Here's what "happens": Jeremy Irons is Kafka, minding his own business when his friend (Vladimir Gut) shows up dead. Inspector Armin Mueller-Stahl seems unduly suspicious of him. Suspecting foul play, Irons investigates on his own. He talks to his late friend's girlfriend (and fellow office worker) Theresa Russell, who runs with anarchists after hours. He connects with Jeroen Krabbe, a sympathetic gravestone carver. All clues lead to the Castle, a monolithic tower that presides menacingly over the city, contains vital records on everything and seems to be the center of big-brotherly activity. With Krabbe's help, Irons discovers an underground route that takes him right into the building's bowels, where he will encounter industrial evil and man-behind-the-curtain Ian Holm.

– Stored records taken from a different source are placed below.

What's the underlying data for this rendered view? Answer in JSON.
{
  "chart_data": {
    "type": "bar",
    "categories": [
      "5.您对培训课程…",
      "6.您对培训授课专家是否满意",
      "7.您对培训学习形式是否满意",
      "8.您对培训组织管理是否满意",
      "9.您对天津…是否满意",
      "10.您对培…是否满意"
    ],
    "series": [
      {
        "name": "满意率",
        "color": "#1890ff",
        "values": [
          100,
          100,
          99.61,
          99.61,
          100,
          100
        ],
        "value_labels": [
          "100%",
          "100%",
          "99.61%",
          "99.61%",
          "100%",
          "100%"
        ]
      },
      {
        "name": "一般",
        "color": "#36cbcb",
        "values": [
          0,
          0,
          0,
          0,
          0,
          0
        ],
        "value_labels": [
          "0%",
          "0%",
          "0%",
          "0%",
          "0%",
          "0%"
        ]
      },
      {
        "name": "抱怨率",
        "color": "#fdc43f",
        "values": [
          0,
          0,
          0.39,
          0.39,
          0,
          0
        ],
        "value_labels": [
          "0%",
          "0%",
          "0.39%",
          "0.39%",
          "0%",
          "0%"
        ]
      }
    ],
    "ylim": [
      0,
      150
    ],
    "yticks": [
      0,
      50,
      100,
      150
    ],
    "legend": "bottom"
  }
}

Kafka themes are everywhere, from the imposing Castle, to Irons's tense relationship with his father, to the bureaucratic tyranny of his office. Irons is also a published writer. Krabbe congratulates him on "that story about the penal colony." When a group of friends ask him what he's working on lately, Irons replies, "Oh, a thing about a man who wakes up to find himself transformed into a giant insect."

With his memorably harassed demeanor, Irons makes a perfect all-purpose Kafka antihero. He also gives the movie more authority than it deserves. There is some amusing comic business when Irons -- inexplicably -- is assigned twin-brother assistants Keith Allen and Simon McBurney. Incompetent bumblers, they disagree on everything and are of no assistance whatsoever. "It's not our fault," explains one. "We're naturally nervous." It's also gratifying to see gaunt monkey Joel Grey again, this time as a time-conscious, petty tattletale. But, if the best thing Soderbergh did was to assemble all these talented people, the worst he did was put them in this uninspired movie.